Ich würd mein Glück mal mit Noctua PWM´s versuchen....


----------



## Lightflasher (26. November 2013)

*AW: Gehäuse Lüfter mit oder ohne PWM?*



v3nom schrieb:


> Die Regelung von 3-Pin Lüfter klappt mit den Mainboards der letzten 3 Jahre astrein unter Windows mit der jeweiligen Hersteller Software.


 
Ok das hört sich dann ja schonmal nicht schlecht an. Somit wäre die Auswahl an Lüftern ja groß genung. Muss ich denn noch irgendwas beachten das die Lüfter keinen Schaden erleiden? Und was wären dann so für Gehäuselüfter zu empfehlen?


----------



## _chiller_ (27. November 2013)

*AW: Gehäuse Lüfter mit oder ohne PWM?*

Also die Lüftersteuerung von meinem Asrock Mainboard ist Mist und das ist erst ein Jahr alt. Von 4 Lüftern mit 3Pol Anschluss laufen bei niedrigster Stufe: 2 normal, einer gar nicht und der andere Vollgas, es kommt da wohl auf den Mainboardhersteller an  Da nehm ich lieber eine richtige Lüftersteuerung für 20Euro


----------



## FeuerToifel (27. November 2013)

*AW: Gehäuse Lüfter mit oder ohne PWM?*

wenn du die gehäuselüfter sowieso immer mit fixed rpm laufen lassen willst, brauchst du keine steuerung und auch keine pwm-lüfter. da reichen 3pin lüfter mit 5V oder 7V adapter oder lüfter, die so schon langsam und leise genug sind. 
die noiseblocker blacksilent pro pl-1 zB laufen mit maximal 900rpm und sollen dabei auch schön leise sein. 

lüftersteuerung hab ich rein zufällig gerade in meinem verkaufsthread


----------



## v3nom (27. November 2013)

*AW: Gehäuse Lüfter mit oder ohne PWM?*

Dann präzisiere ich mal meine Aussage!

Gehäuselüfter: 3-Pin
CPU Lüfter: 4-Pin

Asus hat eine richtig gute Lüftersteuerung.
Alle Lüfteranschlüsse können einzeln geregelt werden mit dem _ASUS Fan Xpert _Tool. Am besten mal das Tool alle Lüfter testen lassen (Automatischer Test von min. bis max.).
Anschließend sind damit Lüfterkurven für jeden Anschluss möglich und auch das komplette abschalten der Lüfter ist möglich.
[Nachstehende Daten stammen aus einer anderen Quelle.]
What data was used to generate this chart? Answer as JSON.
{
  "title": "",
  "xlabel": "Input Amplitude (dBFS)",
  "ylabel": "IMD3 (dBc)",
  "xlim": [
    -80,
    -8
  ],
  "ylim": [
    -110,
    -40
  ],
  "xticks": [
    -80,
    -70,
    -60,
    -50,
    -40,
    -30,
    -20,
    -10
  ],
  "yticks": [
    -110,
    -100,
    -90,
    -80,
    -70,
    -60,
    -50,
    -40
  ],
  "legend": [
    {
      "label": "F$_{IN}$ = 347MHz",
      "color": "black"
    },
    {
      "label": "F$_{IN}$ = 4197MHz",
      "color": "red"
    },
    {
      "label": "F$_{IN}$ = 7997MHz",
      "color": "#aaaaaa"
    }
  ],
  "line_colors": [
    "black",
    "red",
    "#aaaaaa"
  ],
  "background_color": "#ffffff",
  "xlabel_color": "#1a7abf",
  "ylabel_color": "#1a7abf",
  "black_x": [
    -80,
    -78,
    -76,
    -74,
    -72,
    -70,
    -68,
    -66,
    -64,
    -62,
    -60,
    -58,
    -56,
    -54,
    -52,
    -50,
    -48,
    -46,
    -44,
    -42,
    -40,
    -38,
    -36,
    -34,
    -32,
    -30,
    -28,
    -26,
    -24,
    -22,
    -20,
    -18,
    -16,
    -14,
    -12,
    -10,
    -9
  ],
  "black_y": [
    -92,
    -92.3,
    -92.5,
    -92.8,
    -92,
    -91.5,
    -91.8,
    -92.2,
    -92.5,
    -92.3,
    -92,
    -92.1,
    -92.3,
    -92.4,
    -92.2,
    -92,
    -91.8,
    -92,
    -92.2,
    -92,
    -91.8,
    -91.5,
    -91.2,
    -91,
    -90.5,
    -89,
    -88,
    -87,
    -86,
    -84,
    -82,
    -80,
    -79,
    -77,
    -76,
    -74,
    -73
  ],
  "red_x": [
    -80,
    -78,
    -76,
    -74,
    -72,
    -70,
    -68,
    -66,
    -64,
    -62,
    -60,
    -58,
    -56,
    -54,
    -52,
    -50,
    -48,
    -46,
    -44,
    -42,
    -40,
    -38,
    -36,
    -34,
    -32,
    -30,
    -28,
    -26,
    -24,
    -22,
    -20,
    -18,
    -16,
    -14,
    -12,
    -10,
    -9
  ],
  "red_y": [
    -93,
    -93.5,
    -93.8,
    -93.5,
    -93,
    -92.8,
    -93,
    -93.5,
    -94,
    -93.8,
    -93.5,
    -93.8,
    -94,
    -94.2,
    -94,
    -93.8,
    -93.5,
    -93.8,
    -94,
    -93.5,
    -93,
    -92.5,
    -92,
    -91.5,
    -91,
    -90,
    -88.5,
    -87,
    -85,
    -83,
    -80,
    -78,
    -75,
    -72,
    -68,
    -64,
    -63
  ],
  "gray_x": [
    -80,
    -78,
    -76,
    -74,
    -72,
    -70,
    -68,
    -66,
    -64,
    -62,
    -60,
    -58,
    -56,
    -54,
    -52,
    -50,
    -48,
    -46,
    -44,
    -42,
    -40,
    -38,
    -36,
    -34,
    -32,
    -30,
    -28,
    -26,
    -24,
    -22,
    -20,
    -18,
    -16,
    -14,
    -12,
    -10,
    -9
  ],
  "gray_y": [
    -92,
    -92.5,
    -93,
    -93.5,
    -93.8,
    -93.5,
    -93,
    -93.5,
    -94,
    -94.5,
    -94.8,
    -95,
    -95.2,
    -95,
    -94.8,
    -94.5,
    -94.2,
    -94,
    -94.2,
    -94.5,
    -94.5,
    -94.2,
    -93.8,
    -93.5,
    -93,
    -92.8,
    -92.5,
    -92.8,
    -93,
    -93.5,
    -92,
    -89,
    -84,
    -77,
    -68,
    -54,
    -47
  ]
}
Dadurch sind genial leise Systeme für den Leerlauf/Desktopbetrieb möglich.
Z.B. abgeschaltete Gehäuselüfter bis 50°C CPU Temp, bzw. ab 47°C fängt als erstes der Rücklüfter an zu arbeiten.


----------



## kegg (28. November 2013)

*AW: Gehäuse Lüfter mit oder ohne PWM?*

Hm das klingt doch anständiger als SpeedFan? Allerdings kann ich auf meinem ASUS Board (bisher wohl nur mit SpeedFan getestet) den 3Pol Lüfter von der CPU nicht als CPU_Fan steuern, der läuft dann immer mit 100% ?


----------